As usual, her breath caught in her throat, and her heartbeat, thought it was already elevated from shoveling snow, accelerated to an even faster rate. And, as usual, she felt her confidence slip away, afraid that this time she would need to accept that he was back together with Rose, the relationship resumed, and this time, they would remain together, inevitably being married the following year.
She was surprised to see he was waving, his arm swinging wide with enthusiasm as he caught sight of her. She stood still, awaiting his approach, a smile playing around her lips.
“Hey, whatcha’ doin’?”
She lifted her shovel and turned her face to smile at him.
“Shoveling?”
She nodded. “What does it look like?”
“Shoveling snow?”
She reached out to hit his forearm playfully, and he smiled at her, his teeth dazzlingly white in his dark face, his black beanie pulled low on his forehead, his eyes warm and brown and inviting.

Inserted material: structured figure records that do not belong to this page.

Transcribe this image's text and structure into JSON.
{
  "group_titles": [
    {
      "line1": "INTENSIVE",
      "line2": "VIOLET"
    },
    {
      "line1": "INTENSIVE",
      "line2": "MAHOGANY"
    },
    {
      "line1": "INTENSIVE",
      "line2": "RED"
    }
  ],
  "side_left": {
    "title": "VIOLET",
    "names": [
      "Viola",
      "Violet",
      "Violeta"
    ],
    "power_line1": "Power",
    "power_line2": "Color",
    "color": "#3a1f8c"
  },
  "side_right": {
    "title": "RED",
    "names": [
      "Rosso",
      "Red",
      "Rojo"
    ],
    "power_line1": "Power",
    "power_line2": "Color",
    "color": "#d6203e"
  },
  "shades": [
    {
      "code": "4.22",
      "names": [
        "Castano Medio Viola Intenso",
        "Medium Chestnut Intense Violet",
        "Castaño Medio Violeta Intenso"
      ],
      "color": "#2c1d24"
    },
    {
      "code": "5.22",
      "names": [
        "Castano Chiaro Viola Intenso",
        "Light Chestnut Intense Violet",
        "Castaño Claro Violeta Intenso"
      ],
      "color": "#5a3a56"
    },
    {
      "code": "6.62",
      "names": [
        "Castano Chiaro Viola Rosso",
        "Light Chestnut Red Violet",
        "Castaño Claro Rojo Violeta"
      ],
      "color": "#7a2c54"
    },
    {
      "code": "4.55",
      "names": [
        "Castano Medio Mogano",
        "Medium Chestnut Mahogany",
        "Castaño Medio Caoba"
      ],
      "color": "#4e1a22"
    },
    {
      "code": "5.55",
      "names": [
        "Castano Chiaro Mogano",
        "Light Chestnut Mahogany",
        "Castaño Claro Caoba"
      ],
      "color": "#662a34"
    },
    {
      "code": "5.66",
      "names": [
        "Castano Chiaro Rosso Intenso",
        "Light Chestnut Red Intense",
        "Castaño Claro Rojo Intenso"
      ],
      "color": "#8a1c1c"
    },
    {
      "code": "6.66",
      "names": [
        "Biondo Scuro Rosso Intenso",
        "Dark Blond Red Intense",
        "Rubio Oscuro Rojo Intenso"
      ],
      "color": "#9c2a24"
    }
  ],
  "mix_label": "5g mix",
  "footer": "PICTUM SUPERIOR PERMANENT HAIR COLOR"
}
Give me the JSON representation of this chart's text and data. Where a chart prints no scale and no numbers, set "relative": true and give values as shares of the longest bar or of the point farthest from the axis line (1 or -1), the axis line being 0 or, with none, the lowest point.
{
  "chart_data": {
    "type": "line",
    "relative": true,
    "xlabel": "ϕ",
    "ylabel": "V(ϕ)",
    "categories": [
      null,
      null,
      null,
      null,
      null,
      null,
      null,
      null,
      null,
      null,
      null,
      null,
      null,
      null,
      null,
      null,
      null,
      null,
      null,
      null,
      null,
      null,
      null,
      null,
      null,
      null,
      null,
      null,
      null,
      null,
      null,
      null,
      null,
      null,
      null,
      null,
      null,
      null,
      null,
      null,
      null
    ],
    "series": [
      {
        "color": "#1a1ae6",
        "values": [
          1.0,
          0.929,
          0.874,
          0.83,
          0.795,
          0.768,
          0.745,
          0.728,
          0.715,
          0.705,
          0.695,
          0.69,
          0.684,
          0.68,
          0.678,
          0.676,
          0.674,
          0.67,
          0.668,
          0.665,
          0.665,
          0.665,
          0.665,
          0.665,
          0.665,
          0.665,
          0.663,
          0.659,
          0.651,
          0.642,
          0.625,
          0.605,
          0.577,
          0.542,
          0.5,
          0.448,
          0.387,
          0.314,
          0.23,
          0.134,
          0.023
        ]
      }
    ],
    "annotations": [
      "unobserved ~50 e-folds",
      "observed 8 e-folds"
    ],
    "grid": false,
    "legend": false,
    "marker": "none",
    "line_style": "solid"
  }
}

“Hey, Sarah. I walked the whole way up here through the cold and the wind and the deep snow to ask you to go to the Christmas singing with me. Want to?”
There was no shyness, no hesitation with Matthew, and she answered quickly and maybe a little too loudly with a resounding, “Oh yes!”
Her eyes were shining, her face glowed, the tendrils of her curly, brown hair swirled about her forehead, and she could not take her gaze away from him.
“Good. Good, then. I’ll pick you up Sunday evening. Around six, six-thirty.”
“I’ll be ready.”
“You have a Christmas dinner that day?”
“Yes, of course. Though it’s a little strange with Christmas on a Sunday this year.”
“Well, we have Monday off, too. Second Christmas.”
“We have the Lapp Christmas dinner that day.”
“Your mam’s side?”
“Yes.”
“That’s cool.”
Matthew stood, relaxed, unwilling to leave her, so she leaned on the shovel and watched his face, taking in the way his nose turned down just perfectly, the two black wings for eyebrows.
He said, “Your hair’s a mess,” as he reached up and lifted off his stocking cap. He set it firmly on Sarah’s head, pulling it down well below her eyebrows, then stood back and laughed aloud.
“You look really cute like that.”
Sarah pushed the beanie up, a warmth spreading over her face.
From the kitchen window, Mam’s paring knife slipped, wobbled, then stopped completely, her jaw sagging in disbelief as Matthew put his cap on Sarah’s head. Her mouth compressed, her eyes sparked, and her nostrils distended only a millimeter as she brought the paring knife through the potato with a new intensity.
Did that boy have no shame? In broad daylight, traipsing right in their driveway to flirt openly with their daughter, who he knew was an easy target. In her day, in her rumspringa years, that was completely unthinkable, and here he was, larger than life, without a care in the world of what she or Davey thought.